Offering a Stand-Alone Health Reimbursement Arrangement Can Be Costly

The Employer Shared Responsibility tax penalties are not the only Affordable Care Act (ACA) penalties getting the attention of plan sponsors. Recent guidance from the Internal Revenue Service (IRS) about a $36,500 penalty has many taking notice.

In September 2013, the IRS released regulations that addressed the issue of stand-alone Health Reimbursement Arrangements. In May 2014, the IRS followed up with additional guidance through a Question and Answer document that spelled out the rules in more detail.

The issue is whether there are consequences for employers that choose not to establish a health insurance plan for their employees, but instead make tax-free reimbursements to employees for premiums they would pay for insurance, either through a public Marketplace (Exchange) or outside the Marketplace.

The IRS FAQs explain that such an arrangement is not allowable, because it is considered a stand-alone group health plan that is subject to ACA market reforms. These reforms include:

  • No annual limits
  • Maximum waiting period of 90 days
  • No pre-existing condition limitations
  • First dollar coverage for preventive care
  • Medical loss ratio guidelines
  • Coverage for adult children up to age 26
  • Maximum out-of-pocket limits
  • Deductible limits

Combining a tax-advantaged plan (like a Health Reimbursement Arrangement) with a plan that does not include market reforms could make the employer subject to an excise tax of $100 per day, per employee ($36,500 per year). If the company is an ACA Applicable Large Employer, this would potentially be in addition to the “pay-or-play” penalty of $2,000 for each full-time employee (a.k.a. Employer Shared Responsibility mandate). This provision applies to active employees, but not retirees.
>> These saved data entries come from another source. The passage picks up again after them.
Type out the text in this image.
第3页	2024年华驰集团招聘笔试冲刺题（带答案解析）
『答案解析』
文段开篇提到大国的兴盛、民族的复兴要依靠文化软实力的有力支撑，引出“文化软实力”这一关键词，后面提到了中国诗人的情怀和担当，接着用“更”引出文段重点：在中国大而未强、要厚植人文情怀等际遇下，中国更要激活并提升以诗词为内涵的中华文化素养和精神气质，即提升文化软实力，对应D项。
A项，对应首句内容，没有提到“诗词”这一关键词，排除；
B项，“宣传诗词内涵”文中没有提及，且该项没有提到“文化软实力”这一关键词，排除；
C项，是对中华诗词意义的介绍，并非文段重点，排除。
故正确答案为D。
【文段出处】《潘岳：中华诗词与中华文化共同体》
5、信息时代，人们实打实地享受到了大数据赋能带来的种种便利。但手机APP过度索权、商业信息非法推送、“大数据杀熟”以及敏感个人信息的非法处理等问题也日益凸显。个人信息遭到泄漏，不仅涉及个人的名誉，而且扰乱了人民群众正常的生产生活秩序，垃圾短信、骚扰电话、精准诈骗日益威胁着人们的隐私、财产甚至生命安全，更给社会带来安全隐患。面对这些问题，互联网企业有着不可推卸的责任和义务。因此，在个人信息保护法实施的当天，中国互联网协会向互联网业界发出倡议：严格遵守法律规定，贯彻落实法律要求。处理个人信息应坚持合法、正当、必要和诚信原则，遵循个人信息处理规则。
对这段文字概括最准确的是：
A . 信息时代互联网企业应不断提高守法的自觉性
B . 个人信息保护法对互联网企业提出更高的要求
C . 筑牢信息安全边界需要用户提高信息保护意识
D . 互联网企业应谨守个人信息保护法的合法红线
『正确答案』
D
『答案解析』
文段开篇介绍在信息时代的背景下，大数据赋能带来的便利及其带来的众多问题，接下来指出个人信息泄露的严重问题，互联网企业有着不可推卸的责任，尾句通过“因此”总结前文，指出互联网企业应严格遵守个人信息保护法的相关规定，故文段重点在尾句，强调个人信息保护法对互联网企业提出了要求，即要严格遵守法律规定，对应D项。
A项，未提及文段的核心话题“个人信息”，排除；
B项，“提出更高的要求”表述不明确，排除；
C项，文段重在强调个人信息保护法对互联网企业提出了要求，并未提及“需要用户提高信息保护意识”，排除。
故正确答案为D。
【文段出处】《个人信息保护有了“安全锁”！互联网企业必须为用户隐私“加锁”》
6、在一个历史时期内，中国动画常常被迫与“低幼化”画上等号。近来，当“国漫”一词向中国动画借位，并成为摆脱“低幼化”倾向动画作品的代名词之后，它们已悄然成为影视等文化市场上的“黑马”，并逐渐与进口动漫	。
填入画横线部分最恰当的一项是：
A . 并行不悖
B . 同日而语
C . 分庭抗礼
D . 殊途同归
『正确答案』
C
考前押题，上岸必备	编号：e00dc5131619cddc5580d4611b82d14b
Some plan sponsors may choose to avoid the excise tax by putting the money they would normally direct to a Health Reimbursement Arrangement into employee salaries. However, the additional salary would be taxable income to the employee, and because it would be considered earnings, the additional income could impact the individual’s level of subsidy for which he or she might qualify in the public Marketplace.